Gelar Akademik, Glory en Gospel
Saya teringat dulu, ada seorang kawan lulusan universitas swasta tertua di kota Semarang. Dibanding kami, teman sepermainan, dirinya merasa kurang beruntung, karena lulusan universitas swasta.

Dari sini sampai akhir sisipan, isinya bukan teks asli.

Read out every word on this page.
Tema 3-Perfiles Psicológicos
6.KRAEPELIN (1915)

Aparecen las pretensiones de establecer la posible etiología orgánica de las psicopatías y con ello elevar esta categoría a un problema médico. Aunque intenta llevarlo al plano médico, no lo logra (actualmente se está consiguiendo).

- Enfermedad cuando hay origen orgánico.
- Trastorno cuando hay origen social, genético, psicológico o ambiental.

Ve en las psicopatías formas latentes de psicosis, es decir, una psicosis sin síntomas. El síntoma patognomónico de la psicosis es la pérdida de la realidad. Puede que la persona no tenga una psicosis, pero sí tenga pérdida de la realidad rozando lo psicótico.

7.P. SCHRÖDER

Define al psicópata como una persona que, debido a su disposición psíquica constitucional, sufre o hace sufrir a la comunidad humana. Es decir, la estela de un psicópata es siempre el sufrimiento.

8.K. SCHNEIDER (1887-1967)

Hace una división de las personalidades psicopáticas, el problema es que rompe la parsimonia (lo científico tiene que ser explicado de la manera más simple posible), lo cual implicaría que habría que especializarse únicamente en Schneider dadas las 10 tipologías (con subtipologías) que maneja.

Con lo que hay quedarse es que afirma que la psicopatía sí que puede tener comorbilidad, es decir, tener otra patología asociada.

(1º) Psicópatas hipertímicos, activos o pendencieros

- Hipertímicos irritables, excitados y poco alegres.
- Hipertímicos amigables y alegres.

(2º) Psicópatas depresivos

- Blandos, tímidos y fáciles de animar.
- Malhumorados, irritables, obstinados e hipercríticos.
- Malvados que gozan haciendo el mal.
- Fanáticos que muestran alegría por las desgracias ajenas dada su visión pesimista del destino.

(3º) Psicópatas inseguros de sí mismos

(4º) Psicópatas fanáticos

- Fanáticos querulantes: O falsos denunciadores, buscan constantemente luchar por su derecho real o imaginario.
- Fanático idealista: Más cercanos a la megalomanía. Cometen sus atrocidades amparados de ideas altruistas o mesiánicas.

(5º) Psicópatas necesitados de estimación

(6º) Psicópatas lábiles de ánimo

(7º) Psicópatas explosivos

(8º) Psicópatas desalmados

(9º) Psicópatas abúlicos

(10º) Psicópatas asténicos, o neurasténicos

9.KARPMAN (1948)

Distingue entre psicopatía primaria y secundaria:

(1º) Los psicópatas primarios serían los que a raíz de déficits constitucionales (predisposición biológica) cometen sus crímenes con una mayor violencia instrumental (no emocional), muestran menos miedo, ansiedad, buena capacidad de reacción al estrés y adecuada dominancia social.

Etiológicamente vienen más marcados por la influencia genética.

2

Kenapa? dirinya susah mencari pekerjaan. sudah melamar dari PNS hingga institusi swasta, tidak sekalipun membuahkan hasil. ia selalu mengutuki dirinya, yang tidak pernah tembus UMPTN negeri, sudah 3 kali dia coba. Untuk mengakali lulusan swasta yang dianggapnya tidak diminati pencari pekerja, akhirnya dia menempuh kuliah S2, di Undip. Tentunya berharap, dapat meng-upgrade diri, sebagai lulusan universitas negeri.
Sayangnya, ketika lulus S2, dia ketua-an. alias expired. sehingga lowongan apapun, sudah tidak memenuhi syarat. Hingga, akhirnya mlipir ke sebuah daerah kabupaten, dirinya bisa menjadi dosen karena kompetensi pendidikan setingkat lebih tinggi ketimbang lulusan S1. Sebagai catatan, lulusan S2 waktu itu masih dianggap Wah. Tidak banyak sarjana strata satu, yang langsung upgrade ke strata dua, karena capek sekolah terus.

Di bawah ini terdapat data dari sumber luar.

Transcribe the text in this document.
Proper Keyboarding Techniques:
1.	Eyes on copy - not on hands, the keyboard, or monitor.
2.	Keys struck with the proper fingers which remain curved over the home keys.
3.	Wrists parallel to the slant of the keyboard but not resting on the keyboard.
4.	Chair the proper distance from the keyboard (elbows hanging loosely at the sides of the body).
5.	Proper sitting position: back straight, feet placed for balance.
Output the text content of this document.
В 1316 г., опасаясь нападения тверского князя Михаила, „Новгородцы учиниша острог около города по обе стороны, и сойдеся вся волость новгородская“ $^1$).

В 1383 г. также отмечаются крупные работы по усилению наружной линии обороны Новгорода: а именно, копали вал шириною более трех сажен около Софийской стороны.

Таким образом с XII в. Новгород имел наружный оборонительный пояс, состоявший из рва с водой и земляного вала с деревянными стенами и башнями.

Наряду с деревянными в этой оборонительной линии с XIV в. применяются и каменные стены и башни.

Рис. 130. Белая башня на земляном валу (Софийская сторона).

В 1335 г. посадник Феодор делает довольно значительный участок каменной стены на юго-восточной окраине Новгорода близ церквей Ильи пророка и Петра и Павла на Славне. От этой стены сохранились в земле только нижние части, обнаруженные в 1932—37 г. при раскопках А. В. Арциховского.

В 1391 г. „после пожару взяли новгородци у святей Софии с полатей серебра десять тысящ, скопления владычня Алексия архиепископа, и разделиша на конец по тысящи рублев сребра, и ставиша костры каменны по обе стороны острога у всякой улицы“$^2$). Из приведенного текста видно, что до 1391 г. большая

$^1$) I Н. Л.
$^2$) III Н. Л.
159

Kini, teman saya itu, sudah malang melintang di lingkaran kekuasaan. Mulai dari anggota komisioner, hingga akhirnya menjadi hakim ad hoc di sebuah kota.
Ya, tak bisa disangkal gelar akademik memang mempengaruhi strata seorang, maka banyak orang tua, memastikan anak-anaknya kuliah, sampai ke S3 sekalipun, agar strata sosialnya bisa mentok ke atas. Meraih kekuasaan (Glory) dan menjalankan kekuasaan itu dengan suci (Gospel). Saya tidak menyebut Gold, dalam rangkaian tulisan ini, sebab hanya orang tua tertentu yang bisa membiayai anaknya mencapai kasta Glory-Gospel.

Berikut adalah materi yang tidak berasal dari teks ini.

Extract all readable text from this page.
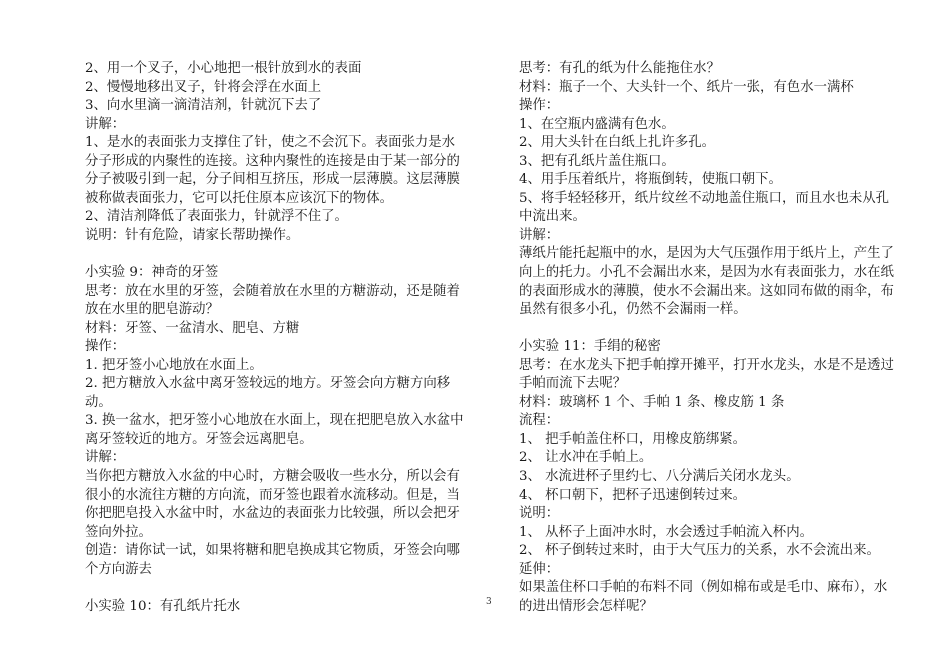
2、用一个叉子，小心地把一根针放到水的表面
2、慢慢地移出叉子，针将会浮在水面上
3、向水里滴一滴清洁剂，针就沉下去了
讲解：
1、是水的表面张力支撑住了针，使之不会沉下。表面张力是水
分子形成的内聚性的连接。这种内聚性的连接是由于某一部分的
分子被吸引到一起，分子间相互挤压，形成一层薄膜。这层薄膜
被称做表面张力，它可以托住原本应该沉下的物体。
2、清洁剂降低了表面张力，针就浮不住了。
说明：针有危险，请家长帮助操作。
小实验 9：神奇的牙签
思考：放在水里的牙签，会随着放在水里的方糖游动，还是随着
放在水里的肥皂游动？
材料：牙签、一盆清水、肥皂、方糖
操作：
1. 把牙签小心地放在水面上。
2. 把方糖放入水盆中离牙签较远的地方。牙签会向方糖方向移
动。
3. 换一盆水，把牙签小心地放在水面上，现在把肥皂放入水盆中
离牙签较近的地方。牙签会远离肥皂。
讲解：
当你把方糖放入水盆的中心时，方糖会吸收一些水分，所以会有
很小的水流往方糖的方向流，而牙签也跟着水流移动。但是，当
你把肥皂投入水盆中时，水盆边的表面张力比较强，所以会把牙
签向外拉。
创造：请你试一试，如果将糖和肥皂换成其它物质，牙签会向哪
个方向游去
小实验 10：有孔纸片托水
思考：有孔的纸为什么能拖住水？
材料：瓶子一个、大头针一个、纸片一张，有色水一满杯
操作：
1、在空瓶内盛满有色水。
2、用大头针在白纸上扎许多孔。
3、把有孔纸片盖住瓶口。
4、用手压着纸片，将瓶倒转，使瓶口朝下。
5、将手轻轻移开，纸片纹丝不动地盖住瓶口，而且水也未从孔
中流出来。
讲解：
薄纸片能托起瓶中的水，是因为大气压强作用于纸片上，产生了
向上的托力。小孔不会漏出水来，是因为水有表面张力，水在纸
的表面形成水的薄膜，使水不会漏出来。这如同布做的雨伞，布
虽然有很多小孔，仍然不会漏雨一样。
小实验 11：手绢的秘密
思考：在水龙头下把手帕撑开摊平，打开水龙头，水是不是透过
手帕而流下去呢？
材料：玻璃杯 1 个、手帕 1 条、橡皮筋 1 条
流程：
1、 把手帕盖住杯口，用橡皮筋绑紧。
2、 让水冲在手帕上。
3、 水流进杯子里约七、八分满后关闭水龙头。
4、 杯口朝下，把杯子迅速倒转过来。
说明：
1、 从杯子上面冲水时，水会透过手帕流入杯内。
2、 杯子倒转过来时，由于大气压力的关系，水不会流出来。
延伸：
如果盖住杯口手帕的布料不同（例如棉布或是毛巾、麻布），水
的进出情形会怎样呢？
3
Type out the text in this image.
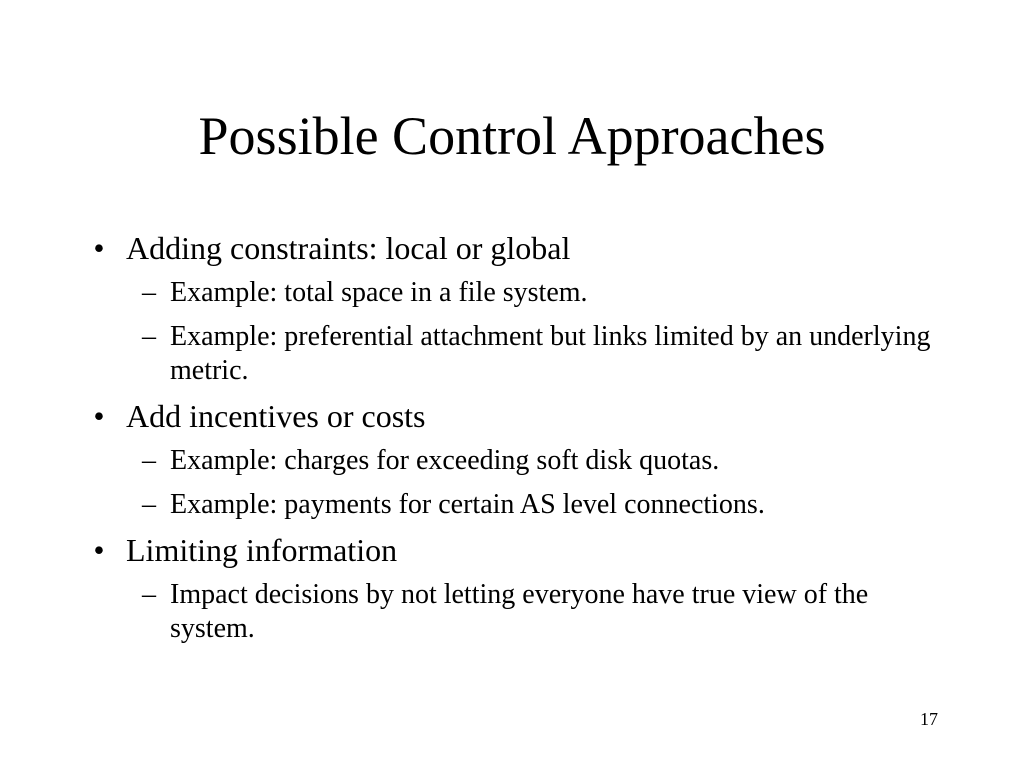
Possible Control Approaches
• Adding constraints: local or global
– Example: total space in a file system.
– Example: preferential attachment but links limited by an underlying metric.
• Add incentives or costs
– Example: charges for exceeding soft disk quotas.
– Example: payments for certain AS level connections.
• Limiting information
– Impact decisions by not letting everyone have true view of the system.
17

Ruang inilah, yang bagi institusi pendidikan tinggi seksi. Apalagi, negara sudah merubah sejumlah PTN dengan status PTN-BH (Perguruan Tinggi Negeri Berbadan Hukum). Mirip dengan BUMN, PTN negeri memiliki otonomi penuh dalam mengelola keuangan dan sumber daya.
Parah, Kapitalisasi pendidikan benar-benar terjadi saat ini, tidak ada lagi kehormatan akademis, apalagi kebebasan akademis, semua digerus arus besar mengeruk uang sebesar-besarnya untuk kekayaan sebuah PTN Negeri, ucap Kris Budiman, antropolog Yogyakarta yang sempat mampir ke rumah, sepekan lalu.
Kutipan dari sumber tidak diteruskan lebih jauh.